Further in India, there are not more than 10 to 12 digital operating label presses. Digital printing unlike flexo, has its share of limitation, where certain processes have to be done offline.
PWI: Recently, we saw two Iwasaki intermittent offset presses installed at Sel Jegat and Wintek – combination presses…
SS: Same again, it’s about the capability and compatibility. It’s also about the overall cost of production. Flexo plate costs around Rs 1.5 per sq/cm. And that is much costlier than the offset CTP plate.
On the other hand offset presses are much costlier than flexo, hence you can’t have the luxury of ten-colour units. So, you have four or five units of offset, two of flexo to put white or metallic or varnish, then it becomes a combination press.
PWI: For somebody who has been in the flexo industry for long, do you expect a return of offset or letterpress in some way?
SS: Till 2000, the label industry was dominated by letterpress.

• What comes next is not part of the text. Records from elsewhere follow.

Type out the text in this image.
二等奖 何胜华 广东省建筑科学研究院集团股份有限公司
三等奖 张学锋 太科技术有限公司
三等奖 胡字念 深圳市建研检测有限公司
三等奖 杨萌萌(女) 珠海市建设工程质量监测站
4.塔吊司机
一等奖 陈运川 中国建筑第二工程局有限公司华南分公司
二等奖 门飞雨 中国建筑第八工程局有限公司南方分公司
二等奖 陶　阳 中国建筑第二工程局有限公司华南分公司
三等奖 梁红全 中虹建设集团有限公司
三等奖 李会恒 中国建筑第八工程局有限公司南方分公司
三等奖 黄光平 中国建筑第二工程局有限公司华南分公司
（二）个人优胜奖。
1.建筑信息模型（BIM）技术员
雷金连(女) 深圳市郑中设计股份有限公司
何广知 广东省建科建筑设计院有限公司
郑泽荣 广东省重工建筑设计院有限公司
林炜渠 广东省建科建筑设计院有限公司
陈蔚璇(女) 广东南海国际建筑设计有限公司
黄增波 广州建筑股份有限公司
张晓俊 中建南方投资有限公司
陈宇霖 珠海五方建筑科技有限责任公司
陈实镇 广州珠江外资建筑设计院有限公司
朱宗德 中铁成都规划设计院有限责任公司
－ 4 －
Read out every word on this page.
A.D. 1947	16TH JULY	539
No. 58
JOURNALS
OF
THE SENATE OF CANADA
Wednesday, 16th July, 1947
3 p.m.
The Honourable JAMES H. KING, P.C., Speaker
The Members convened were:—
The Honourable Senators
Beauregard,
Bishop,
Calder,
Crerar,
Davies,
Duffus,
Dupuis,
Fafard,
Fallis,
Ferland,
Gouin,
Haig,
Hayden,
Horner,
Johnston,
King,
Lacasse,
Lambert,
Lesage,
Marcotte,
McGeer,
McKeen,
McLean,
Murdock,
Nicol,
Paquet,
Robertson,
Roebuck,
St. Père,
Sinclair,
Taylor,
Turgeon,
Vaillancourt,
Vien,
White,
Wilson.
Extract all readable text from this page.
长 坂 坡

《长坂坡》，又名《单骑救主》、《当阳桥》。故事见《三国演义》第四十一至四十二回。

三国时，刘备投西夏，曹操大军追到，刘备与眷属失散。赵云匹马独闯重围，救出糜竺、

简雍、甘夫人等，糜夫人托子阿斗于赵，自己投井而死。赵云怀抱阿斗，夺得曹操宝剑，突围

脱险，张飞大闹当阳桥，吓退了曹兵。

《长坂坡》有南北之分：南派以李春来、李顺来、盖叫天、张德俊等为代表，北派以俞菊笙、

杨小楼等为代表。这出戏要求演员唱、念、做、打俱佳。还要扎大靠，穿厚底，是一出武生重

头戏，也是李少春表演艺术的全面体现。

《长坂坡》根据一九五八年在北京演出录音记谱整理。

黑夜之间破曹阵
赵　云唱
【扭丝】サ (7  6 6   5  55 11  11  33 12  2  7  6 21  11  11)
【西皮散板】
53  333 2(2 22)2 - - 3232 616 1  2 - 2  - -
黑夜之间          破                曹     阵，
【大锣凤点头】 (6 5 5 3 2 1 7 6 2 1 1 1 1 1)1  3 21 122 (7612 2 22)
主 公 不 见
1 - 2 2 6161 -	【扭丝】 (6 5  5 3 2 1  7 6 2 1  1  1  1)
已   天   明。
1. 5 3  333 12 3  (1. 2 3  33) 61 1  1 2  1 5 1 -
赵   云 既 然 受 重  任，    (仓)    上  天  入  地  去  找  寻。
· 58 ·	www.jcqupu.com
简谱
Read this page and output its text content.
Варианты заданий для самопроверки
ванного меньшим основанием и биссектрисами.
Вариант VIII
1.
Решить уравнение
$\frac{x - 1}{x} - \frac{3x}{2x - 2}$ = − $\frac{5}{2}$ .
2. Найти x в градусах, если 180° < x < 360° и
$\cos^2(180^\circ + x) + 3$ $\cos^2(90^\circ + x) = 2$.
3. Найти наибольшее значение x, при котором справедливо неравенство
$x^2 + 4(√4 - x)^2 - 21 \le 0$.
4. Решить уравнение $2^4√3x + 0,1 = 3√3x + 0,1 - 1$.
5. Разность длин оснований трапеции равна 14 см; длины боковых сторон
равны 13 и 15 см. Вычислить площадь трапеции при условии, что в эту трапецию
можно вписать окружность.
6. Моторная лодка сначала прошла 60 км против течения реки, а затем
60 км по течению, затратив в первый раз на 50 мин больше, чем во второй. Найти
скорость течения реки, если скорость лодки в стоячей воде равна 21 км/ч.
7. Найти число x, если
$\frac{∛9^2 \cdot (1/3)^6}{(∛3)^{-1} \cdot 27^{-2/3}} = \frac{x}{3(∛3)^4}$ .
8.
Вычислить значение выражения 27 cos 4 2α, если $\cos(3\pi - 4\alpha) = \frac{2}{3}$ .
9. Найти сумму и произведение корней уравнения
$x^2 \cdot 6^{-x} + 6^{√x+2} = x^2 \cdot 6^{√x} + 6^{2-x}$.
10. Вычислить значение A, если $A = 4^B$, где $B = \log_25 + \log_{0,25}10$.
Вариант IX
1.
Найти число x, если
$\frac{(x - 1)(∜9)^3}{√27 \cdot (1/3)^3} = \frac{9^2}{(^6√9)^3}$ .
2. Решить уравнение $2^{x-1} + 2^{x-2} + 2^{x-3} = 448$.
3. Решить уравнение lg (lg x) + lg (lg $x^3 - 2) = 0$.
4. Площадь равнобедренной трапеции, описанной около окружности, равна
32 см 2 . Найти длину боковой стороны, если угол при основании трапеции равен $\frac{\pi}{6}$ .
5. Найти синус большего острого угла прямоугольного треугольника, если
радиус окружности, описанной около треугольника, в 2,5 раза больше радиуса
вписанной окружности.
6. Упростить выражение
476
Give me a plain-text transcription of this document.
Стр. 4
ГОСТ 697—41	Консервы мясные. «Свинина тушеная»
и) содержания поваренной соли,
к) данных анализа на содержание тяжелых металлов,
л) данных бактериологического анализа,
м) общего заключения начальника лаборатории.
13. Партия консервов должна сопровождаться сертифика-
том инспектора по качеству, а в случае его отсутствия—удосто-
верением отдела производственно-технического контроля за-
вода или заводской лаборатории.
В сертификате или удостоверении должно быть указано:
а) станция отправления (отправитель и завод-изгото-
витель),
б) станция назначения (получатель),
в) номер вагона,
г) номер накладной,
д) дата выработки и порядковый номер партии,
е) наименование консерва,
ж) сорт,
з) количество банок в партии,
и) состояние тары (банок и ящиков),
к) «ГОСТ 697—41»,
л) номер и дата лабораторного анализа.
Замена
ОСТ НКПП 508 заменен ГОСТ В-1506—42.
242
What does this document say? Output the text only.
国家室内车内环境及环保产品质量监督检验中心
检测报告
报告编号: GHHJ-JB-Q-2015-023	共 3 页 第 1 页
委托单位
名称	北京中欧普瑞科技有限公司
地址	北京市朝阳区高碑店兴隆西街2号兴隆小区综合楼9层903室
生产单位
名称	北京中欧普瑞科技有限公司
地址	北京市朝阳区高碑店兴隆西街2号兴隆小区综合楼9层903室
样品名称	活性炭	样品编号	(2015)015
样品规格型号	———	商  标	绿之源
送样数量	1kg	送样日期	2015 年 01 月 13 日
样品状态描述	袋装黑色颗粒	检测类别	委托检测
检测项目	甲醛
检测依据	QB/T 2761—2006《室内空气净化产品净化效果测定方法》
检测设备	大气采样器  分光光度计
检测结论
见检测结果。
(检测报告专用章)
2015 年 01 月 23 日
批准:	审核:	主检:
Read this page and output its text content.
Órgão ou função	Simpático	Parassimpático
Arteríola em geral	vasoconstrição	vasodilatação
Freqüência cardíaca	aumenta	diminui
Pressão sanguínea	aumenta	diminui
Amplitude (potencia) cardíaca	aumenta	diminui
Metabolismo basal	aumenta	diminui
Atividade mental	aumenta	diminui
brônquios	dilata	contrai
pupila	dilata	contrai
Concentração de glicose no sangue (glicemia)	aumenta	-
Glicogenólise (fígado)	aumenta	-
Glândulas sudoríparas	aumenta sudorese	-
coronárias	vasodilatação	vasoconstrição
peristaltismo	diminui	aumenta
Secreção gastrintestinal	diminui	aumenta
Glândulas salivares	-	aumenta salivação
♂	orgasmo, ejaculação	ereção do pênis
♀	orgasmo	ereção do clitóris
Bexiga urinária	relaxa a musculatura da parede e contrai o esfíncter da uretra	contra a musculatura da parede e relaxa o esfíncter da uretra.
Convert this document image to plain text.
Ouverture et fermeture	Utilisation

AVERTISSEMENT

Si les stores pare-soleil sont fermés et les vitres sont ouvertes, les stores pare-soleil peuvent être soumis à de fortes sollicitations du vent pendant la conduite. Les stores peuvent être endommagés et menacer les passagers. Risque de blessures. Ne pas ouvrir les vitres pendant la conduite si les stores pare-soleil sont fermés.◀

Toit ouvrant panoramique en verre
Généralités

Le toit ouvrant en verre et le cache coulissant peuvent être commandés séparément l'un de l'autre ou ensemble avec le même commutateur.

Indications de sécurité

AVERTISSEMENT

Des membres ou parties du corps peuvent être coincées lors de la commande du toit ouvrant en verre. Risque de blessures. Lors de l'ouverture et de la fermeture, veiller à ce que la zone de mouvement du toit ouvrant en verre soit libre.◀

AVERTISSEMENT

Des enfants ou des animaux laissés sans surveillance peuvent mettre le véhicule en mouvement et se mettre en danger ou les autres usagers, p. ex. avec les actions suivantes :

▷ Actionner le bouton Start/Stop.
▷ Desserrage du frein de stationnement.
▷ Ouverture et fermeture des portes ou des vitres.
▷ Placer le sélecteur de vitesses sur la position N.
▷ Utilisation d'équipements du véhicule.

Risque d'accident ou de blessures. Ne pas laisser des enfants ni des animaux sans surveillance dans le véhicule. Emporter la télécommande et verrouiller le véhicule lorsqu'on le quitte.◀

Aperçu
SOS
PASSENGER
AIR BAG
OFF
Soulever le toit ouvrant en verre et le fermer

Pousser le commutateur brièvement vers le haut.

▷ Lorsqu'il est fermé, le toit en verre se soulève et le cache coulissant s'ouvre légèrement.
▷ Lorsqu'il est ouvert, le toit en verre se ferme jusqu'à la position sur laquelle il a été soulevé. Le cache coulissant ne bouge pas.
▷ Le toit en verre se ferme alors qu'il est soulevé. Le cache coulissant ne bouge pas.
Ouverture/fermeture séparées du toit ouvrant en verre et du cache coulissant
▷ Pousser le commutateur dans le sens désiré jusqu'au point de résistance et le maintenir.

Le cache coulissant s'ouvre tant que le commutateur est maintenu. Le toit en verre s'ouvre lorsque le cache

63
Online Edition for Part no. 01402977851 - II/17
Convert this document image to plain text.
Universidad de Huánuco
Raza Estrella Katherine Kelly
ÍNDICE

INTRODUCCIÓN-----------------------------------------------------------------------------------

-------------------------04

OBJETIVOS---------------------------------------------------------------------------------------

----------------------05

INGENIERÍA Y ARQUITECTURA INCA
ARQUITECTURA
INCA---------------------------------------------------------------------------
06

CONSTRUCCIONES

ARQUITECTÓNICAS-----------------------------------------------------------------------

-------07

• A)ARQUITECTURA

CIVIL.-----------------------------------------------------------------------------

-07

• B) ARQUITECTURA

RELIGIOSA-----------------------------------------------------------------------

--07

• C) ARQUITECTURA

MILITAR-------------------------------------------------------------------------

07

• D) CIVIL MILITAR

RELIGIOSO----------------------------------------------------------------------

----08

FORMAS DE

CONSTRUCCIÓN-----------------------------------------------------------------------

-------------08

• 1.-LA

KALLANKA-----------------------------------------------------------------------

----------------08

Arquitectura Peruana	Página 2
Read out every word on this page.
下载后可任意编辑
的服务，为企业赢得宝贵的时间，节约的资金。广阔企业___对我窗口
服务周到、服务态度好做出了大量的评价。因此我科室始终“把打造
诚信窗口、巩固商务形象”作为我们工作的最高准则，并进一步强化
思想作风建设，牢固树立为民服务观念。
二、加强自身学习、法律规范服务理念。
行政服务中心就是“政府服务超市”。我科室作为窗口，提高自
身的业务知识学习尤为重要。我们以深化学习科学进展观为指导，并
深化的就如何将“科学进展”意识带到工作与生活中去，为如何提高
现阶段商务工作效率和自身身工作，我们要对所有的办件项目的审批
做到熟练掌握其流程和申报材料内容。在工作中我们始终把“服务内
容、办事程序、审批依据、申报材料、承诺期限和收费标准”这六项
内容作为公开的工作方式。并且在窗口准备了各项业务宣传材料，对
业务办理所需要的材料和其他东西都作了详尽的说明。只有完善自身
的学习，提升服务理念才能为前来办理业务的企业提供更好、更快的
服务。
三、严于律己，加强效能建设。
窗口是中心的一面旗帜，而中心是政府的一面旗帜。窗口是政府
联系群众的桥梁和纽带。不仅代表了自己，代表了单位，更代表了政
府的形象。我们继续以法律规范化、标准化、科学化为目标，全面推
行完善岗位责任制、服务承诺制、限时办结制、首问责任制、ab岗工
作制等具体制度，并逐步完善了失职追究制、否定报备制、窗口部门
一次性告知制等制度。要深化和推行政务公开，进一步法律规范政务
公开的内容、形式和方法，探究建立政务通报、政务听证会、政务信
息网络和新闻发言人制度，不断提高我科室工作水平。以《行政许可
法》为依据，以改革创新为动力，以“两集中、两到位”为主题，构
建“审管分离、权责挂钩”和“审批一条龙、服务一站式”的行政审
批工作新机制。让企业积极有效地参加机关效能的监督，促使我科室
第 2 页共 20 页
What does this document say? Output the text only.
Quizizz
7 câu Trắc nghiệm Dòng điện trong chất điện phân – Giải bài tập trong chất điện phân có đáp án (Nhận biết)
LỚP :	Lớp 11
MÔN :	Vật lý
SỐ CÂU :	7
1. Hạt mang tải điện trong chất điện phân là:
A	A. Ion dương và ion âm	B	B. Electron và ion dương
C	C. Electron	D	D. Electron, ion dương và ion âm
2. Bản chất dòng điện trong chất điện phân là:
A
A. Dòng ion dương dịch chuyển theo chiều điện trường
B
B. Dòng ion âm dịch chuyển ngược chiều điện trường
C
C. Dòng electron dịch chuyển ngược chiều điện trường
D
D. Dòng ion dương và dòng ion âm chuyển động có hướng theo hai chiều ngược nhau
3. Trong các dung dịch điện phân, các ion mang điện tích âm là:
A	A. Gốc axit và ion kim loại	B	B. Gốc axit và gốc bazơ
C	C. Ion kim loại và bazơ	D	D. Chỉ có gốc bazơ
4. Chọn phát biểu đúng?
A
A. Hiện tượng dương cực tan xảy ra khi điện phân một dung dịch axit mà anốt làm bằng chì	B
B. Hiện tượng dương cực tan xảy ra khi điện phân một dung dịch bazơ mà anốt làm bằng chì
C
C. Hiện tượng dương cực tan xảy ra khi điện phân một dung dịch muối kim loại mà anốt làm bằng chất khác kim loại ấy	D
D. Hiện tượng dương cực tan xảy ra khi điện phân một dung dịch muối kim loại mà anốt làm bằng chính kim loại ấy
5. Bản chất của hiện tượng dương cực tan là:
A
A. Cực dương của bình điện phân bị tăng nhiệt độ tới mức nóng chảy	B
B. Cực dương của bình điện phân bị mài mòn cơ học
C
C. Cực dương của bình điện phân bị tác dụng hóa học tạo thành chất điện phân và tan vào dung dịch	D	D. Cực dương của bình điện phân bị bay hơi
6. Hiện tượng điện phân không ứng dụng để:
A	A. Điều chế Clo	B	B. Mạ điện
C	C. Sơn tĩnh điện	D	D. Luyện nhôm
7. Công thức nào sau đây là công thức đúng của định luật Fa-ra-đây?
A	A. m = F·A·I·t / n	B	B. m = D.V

It was all Japanese brands which the people were using in India. Around 1995 onwards the flexo presses started coming into the country and slowly the letterpress started declining. Today, the letterpresses are coming into the country exclusively for the lamitube industry, and I am talking about the CI letterpresses. Now the transition is happening, and you will see intermittent offset taking some market share.
PWI: Rs 3,000-cr industry with 500+ presses and less than 400 players. Is it too small or too many?
SS: For a country like the UK, which has a population of 60-mn, there are 300 label printers and Japan has 2,200. I think the number would correlate with the amount of labels we consume. If you look at the per capita label consumed, and I am not talking about other label material, like in-molds, shrink sleeves and wrap around, is around 0.8 to 0.9 sq/mtr whereas in the European countries and the USA it is 8 to 12 sq/mtr.
PWI: Self-adhesive versus wet-glue?
SS: It’s wet-glue. In India lot of smaller brands are still using wet-glue labels, particularly in the tier-2 and tier-3 cities. One, they don’t have someone to deliver labels in the self-adhesive form. Second, the liner used in the self-adhesive labels is a waste, making the self-adhesive labels three to four times costlier than the wet-glue labels.
PWI: There are other ways of printing labels on the product…
SS: Labels have become multifarious. There are other ways of printing labels, besides self-adhesive and wet-clue – through heat transfer, direct and pad printing among others. The buyer is going to look at three things – quality, delivery time and cost. The quality depends on what segment you are in. Any technology that can offer these three criteria will gain prime importance.
PWI: Manugraph mulling manufacturing CI flexo presses?
SS: Manugraph has a manufacturing plant Kolhapur, which is world class and they have one in the US as well. Talking about CI flexo, no one is that good in Asia for making a CI flexo. Today, majority brand manufacturers are from Europe.
So, if the Italian machines are manufactured in India at 70% of the cost, would it not be viable, both for local as well as international markets?